Son-in-law of Wáng Ānshí 王安石, with whose New Policies and Zì shuō 字說 (etymological dictionary) he was closely associated. Together with Lú Diàn 陸佃 (Wáng’s pupil and author of the Pí yǎ 埤雅), Cài Biàn formed the small circle of natural-history and míngwù 名物 (“names and things”) scholarship that grew out of the Zì shuō tradition. His Máoshī míngwù jiě 毛詩名物解 (KR1c0011) is the principal monument of this school’s Shī learning.
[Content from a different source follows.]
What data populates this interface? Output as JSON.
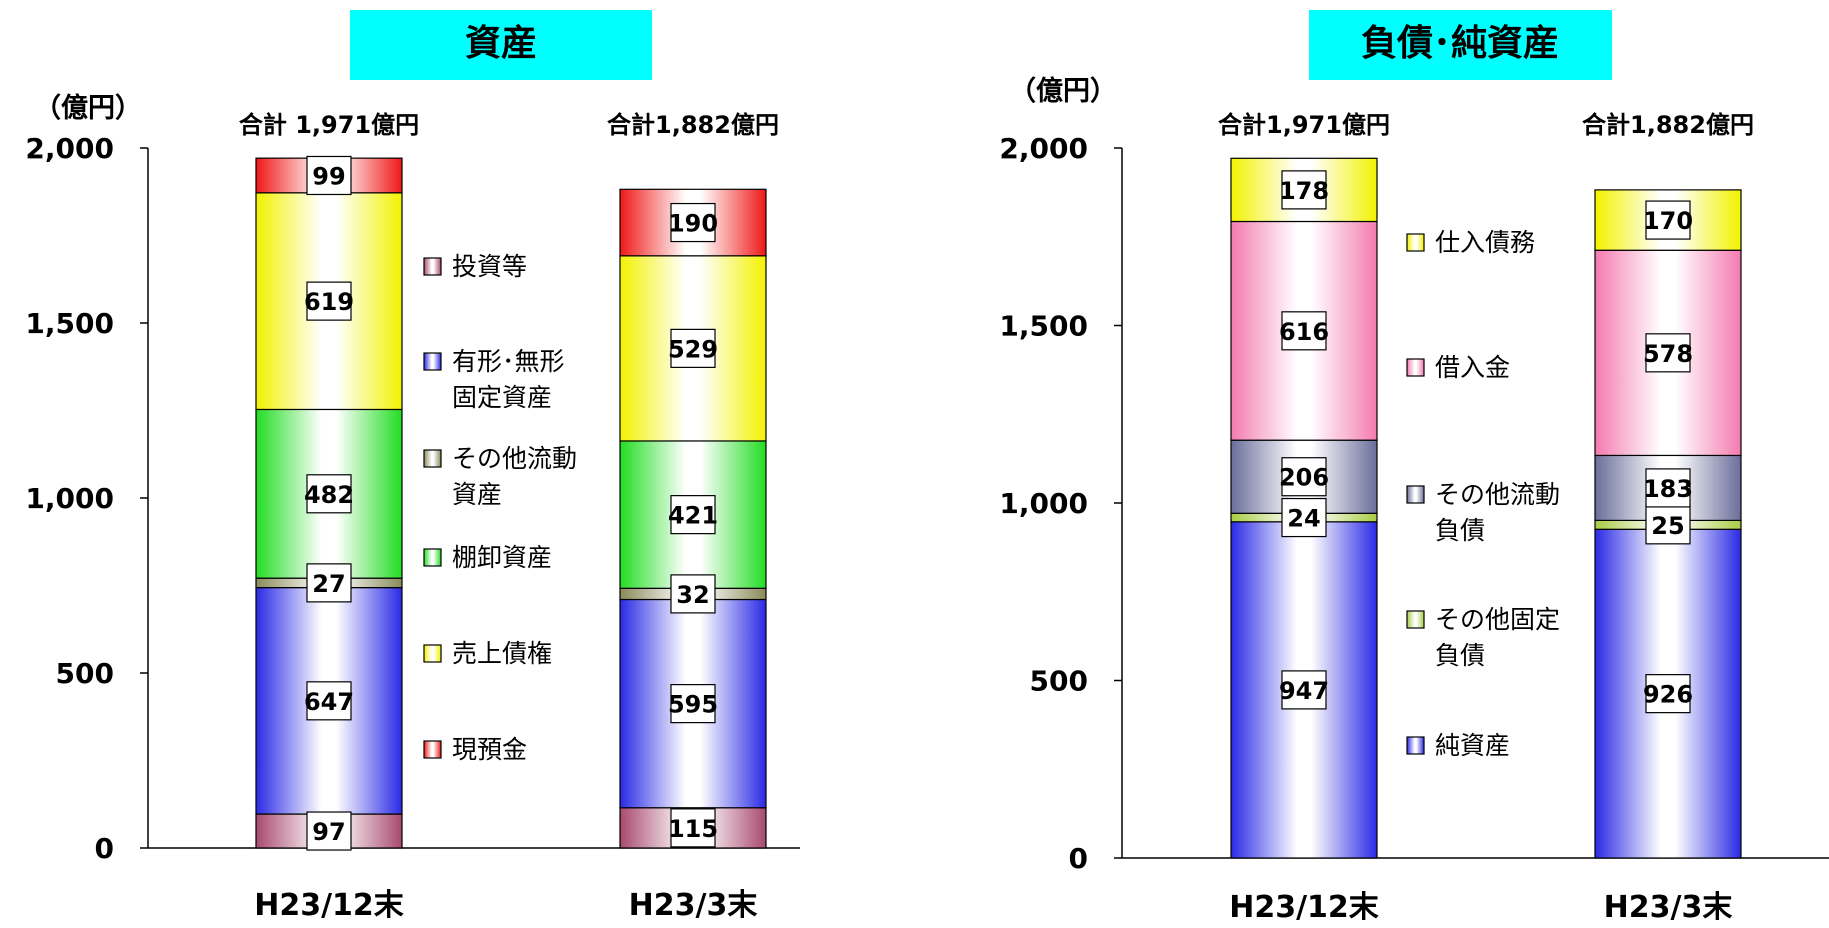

The Sìkù editors, while critical of Cài Biàn’s political alignment with his brother — they call him “wicked, traitorous, and corrupt, drawing universal hatred” — defended his philological work as still containing material independent of Kǒng Yǐngdá and Lù Jī worth preserving: “an inch of length, not to throw away the words for the sake of the man.” His connection to the Zì shuō school explains why his commentary leans heavily on graphic etymology, often to the detriment of plain reading.